With the usage of the first person point of view of Theo Faber, biasness can be seen, making the readers wonder if certain parts are more biased than what it actually is and if Theo is not as trustworthy of a narrator as it seems. For instance, in the beginning of the novel, when it was explaining Gabriel’s murder, most people thought of Alicia as evil for commiting the crime that she did. However, Theo thought differently by thinking that there might be a story behind it and considering”…while Alicia Berenson may be a murderer, she was also an artist.”(12-13). Theo did not want to consider Alicia a cold person without knowing her full story. This creates readers to question Theo and not see him as reliable of a narrator that he could be, due to his different opinion, potentially. 

Personally, I finished the entirety of the book. I would say that this book is more directed to people who like thrillers as well as twists, where there definitely is a big one at the end of this book. I enjoyed this book, personally. I must say though as a warning to readers that it takes quite a long time to get into the meat of the story and the writing is straightforward generally, which can create confusion at times. Overall though, this book kept me interested and wanting for more. 

You by Christina Tonna

While you might consider your civilized small talk to be an innocent conversation with a stranger, the other person involved is mentally over-analyzing your body language and convincing themselves that you two are in the process of falling in love. As shocking as it sounds, this is the exact situation that Beck, a harmless young woman, encounters with Joe Goldberg, a stalker bookstore clerk with an avid imagination when she aimlessly wandered into a bookstore in the book You, by Caroline Kepnes. 

This book contains material that leaves readers fascinated yet informed on how in this society, we are all so vulnerable to being stalked because the norm is to broadcast our lives on the internet, so even though this story is fiction, it is still relevant. When Beck enters Moonie’s Bookstore, Joe’s eyes lock in on her. Joe instantly knew it was love at first sight. When Beck went to check out, Joe swiped her name off of her credit card and thought to himself,  “Your name was a glorious place to start … The first thing I had to find was your home and the Internet was designed with love in mind. It gave me so much of you, Beck” (11). From here on, Joe was able to find out everything about her and indulge himself in her life. 

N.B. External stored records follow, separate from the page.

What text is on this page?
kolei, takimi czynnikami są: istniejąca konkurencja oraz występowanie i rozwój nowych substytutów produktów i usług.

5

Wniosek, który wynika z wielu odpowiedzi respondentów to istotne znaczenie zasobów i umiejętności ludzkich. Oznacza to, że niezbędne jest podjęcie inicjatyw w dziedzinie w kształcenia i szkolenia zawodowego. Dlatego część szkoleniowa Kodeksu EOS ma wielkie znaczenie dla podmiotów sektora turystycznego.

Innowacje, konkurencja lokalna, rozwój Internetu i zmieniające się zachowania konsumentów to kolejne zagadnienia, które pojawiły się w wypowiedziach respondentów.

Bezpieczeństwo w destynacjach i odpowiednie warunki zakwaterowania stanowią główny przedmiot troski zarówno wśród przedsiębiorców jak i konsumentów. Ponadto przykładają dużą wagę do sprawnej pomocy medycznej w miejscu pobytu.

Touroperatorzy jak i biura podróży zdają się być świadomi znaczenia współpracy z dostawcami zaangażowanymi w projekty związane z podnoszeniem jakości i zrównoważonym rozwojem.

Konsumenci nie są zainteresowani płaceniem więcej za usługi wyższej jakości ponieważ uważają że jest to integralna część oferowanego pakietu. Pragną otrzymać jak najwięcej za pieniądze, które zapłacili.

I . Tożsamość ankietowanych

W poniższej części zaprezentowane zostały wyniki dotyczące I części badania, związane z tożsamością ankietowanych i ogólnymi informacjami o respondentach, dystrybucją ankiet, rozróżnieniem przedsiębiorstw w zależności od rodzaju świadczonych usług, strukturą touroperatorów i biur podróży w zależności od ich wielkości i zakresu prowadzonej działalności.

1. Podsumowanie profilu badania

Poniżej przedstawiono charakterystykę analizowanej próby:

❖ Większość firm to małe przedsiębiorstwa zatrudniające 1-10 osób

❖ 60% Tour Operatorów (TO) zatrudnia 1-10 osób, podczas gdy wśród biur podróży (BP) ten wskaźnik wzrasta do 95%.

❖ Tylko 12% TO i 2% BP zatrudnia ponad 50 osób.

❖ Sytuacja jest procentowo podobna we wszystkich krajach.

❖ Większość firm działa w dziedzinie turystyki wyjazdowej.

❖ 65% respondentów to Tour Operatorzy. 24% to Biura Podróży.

Every move and every deep, twisted thought is narrated by Joe in the first person. The reader experiences this thriller from inside of Joe’s head and is able to understand his reasoning for his crimes, almost justifying it and making it feel seemingly normal. The style in this book is written so that it allows the reader to almost be brainwashed, along with Beck, and think that Joe is just doing these crazy things out of love – until you take a step back and think to yourself, “how am I rooting for this psychopath?”. An example of Joe narrating his crazy actions as if they were normal was when he was plotting how to break into her house after finding her address online. He narrated, “I called the gas company and reported a leak at your apartment when I knew you would be at your dance class and this is the only guaranteed time that you’re away … I knew he would let me in” (24). Here, the reader is shown how giving something as small as your full name can lead to serious consequences. 

Overall, I would definitely recommend this book to anyone sixteen and up. It does contain some graphic scenes but it educates its readers how easy it is for murders (spoiler: Joe kills four people in the book) to integrate themselves into our everyday lives.